My own company is not especially large, but we run MySQL, ClickHouse, and Prometheus to manage our own SaaS platform for ClickHouse. We are happy with the result. (Though it would be nice to use ClickHouse as a Prometheus backend.)
> it would be nice to use ClickHouse as a Prometheus backend
Well... that's already possible and it works great! As you might know https://qryn.dev turns ClickHouse into a powerful Prometheus *remote_write* backend and the GO/cloud version supports full PromQL queries off ClickHouse transparently (the JS/Node version transpiles to LogQL instead) and from a performance point of view its well on par with Prometheus, Mimir and Victoriametrics in our internal benchmarks (including Clickhouse as part of the resource set) with millions of inserts/s and broad client compatibility. Same for Logs (LogQL) and Traces (Tempo)
Yandex (Google of Russia) is a large share holder of Clickhouse Inc[1]. Yes, this maybe a European Yandex subsidiary.. I really don't care to dig, but I think its dishonest to say the company doesn't have Russian backers. Has Clickhouse Inc forced Yandex to divest their large ownership stake?
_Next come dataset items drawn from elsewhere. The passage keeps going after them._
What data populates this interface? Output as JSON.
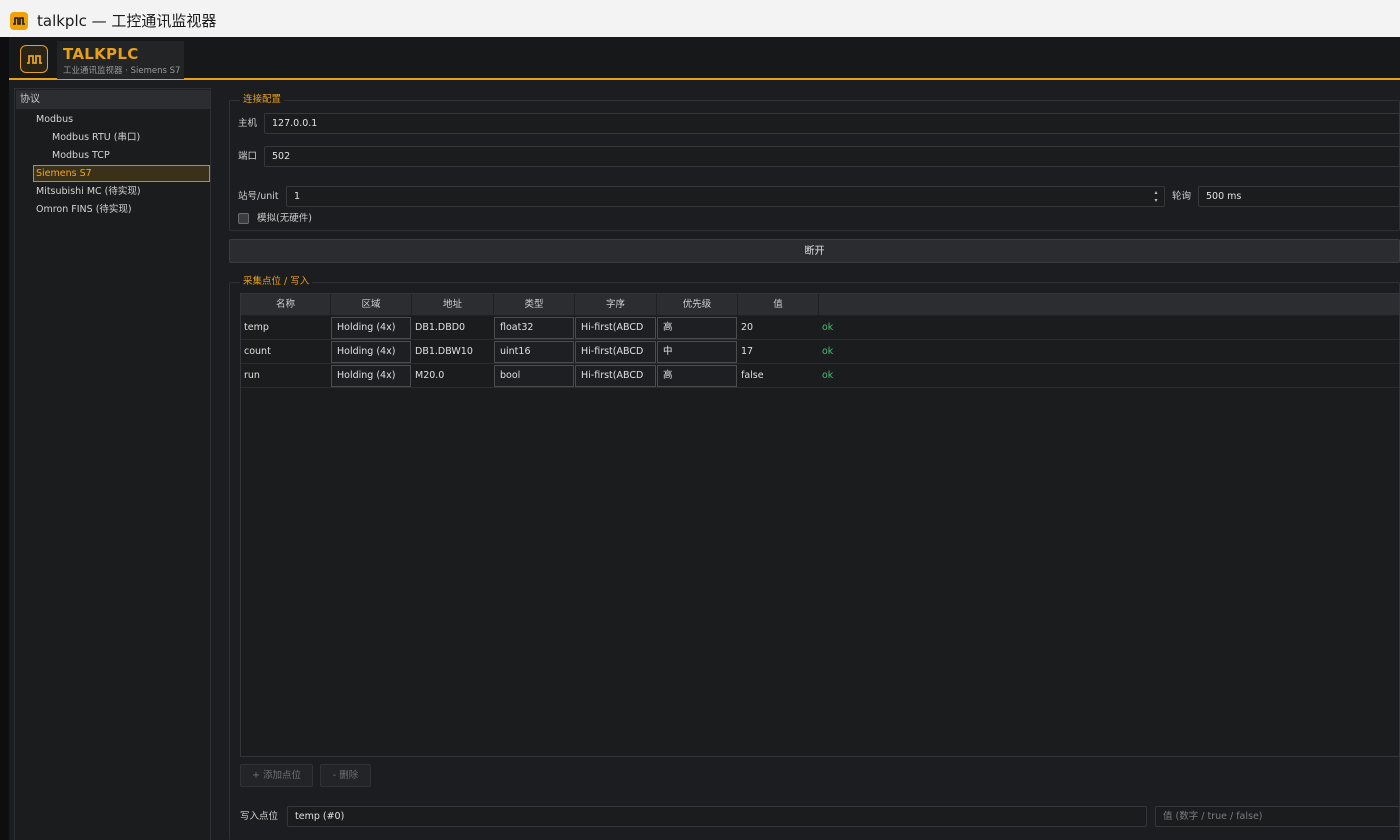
{
  "window": {
    "title": "talkplc — 工控通讯监视器"
  },
  "header": {
    "brand_name": "TALKPLC",
    "subtitle": "工业通讯监视器 · Siemens S7",
    "accent_color": "#e8a117"
  },
  "sidebar": {
    "header": "协议",
    "items": [
      {
        "label": "Modbus",
        "level": 1,
        "selected": false
      },
      {
        "label": "Modbus RTU (串口)",
        "level": 2,
        "selected": false
      },
      {
        "label": "Modbus TCP",
        "level": 2,
        "selected": false
      },
      {
        "label": "Siemens S7",
        "level": 1,
        "selected": true
      },
      {
        "label": "Mitsubishi MC (待实现)",
        "level": 1,
        "selected": false
      },
      {
        "label": "Omron FINS (待实现)",
        "level": 1,
        "selected": false
      }
    ]
  },
  "connection": {
    "title": "连接配置",
    "host_label": "主机",
    "host_value": "127.0.0.1",
    "port_label": "端口",
    "port_value": "502",
    "station_label": "站号/unit",
    "station_value": "1",
    "poll_label": "轮询",
    "poll_value": "500 ms",
    "simulate_label": "模拟(无硬件)",
    "simulate_checked": false,
    "disconnect_label": "断开"
  },
  "points": {
    "title": "采集点位 / 写入",
    "columns": [
      "名称",
      "区域",
      "地址",
      "类型",
      "字序",
      "优先级",
      "值"
    ],
    "rows": [
      {
        "name": "temp",
        "area": "Holding (4x)",
        "address": "DB1.DBD0",
        "type": "float32",
        "order": "Hi-first(ABCD",
        "priority": "高",
        "value": "20",
        "status": "ok"
      },
      {
        "name": "count",
        "area": "Holding (4x)",
        "address": "DB1.DBW10",
        "type": "uint16",
        "order": "Hi-first(ABCD",
        "priority": "中",
        "value": "17",
        "status": "ok"
      },
      {
        "name": "run",
        "area": "Holding (4x)",
        "address": "M20.0",
        "type": "bool",
        "order": "Hi-first(ABCD",
        "priority": "高",
        "value": "false",
        "status": "ok"
      }
    ],
    "add_label": "+ 添加点位",
    "delete_label": "- 删除",
    "status_color": "#43c06b"
  },
  "write": {
    "label": "写入点位",
    "point_value": "temp (#0)",
    "value_placeholder": "值 (数字 / true / false)"
  }
}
Because half truths like your statements bother me? Yandex is a large investor in clickhouse Inc. (at last as far as public record shows). Have they forced Yandex to divest their holdings?
> We have no operations in Russia, no Russian investors, and no Russian members of our Board of Directors.
It's disappointing after 11+ yrs of failing to find traction for MemSQL, this is the hill you die on? You're running your mouth on some random comments thread about a shitty 2-person analytics platform where the author clearly doesn't know the first thing about databases and just went with the first Twitter ad he came across.
Under Raj's "leadership" you know damn well MemSQL/SingleStore will be dead within two years. The hyper-aggressive sales pressure had some success during the lofty bull market due to clueless IT managers with massive budgets, but that time has come to an end. You guys missed the window to IPO to get your own exit and your runway is quickly diminishing.
Lmao. Hey, if I wasn't running Fathom, Dev Rel @ SingleStore is the only role I'd consider in tech right now. And I would definitely try to get some of those sweet shares as part of compensation. Alas, I don't own any SingleStore shares.
By migrating to SingleStore, we didn’t have to change any persistence logic (we were already using SQL and Laravel Eloquent). Having explored doing that for Elasticsearch, it wasn’t something we wanted to do.
Looking back, I’m glad we went in this direction. Fathom has grown beyond what we could’ve imagined. Let’s see what happens over the next five years.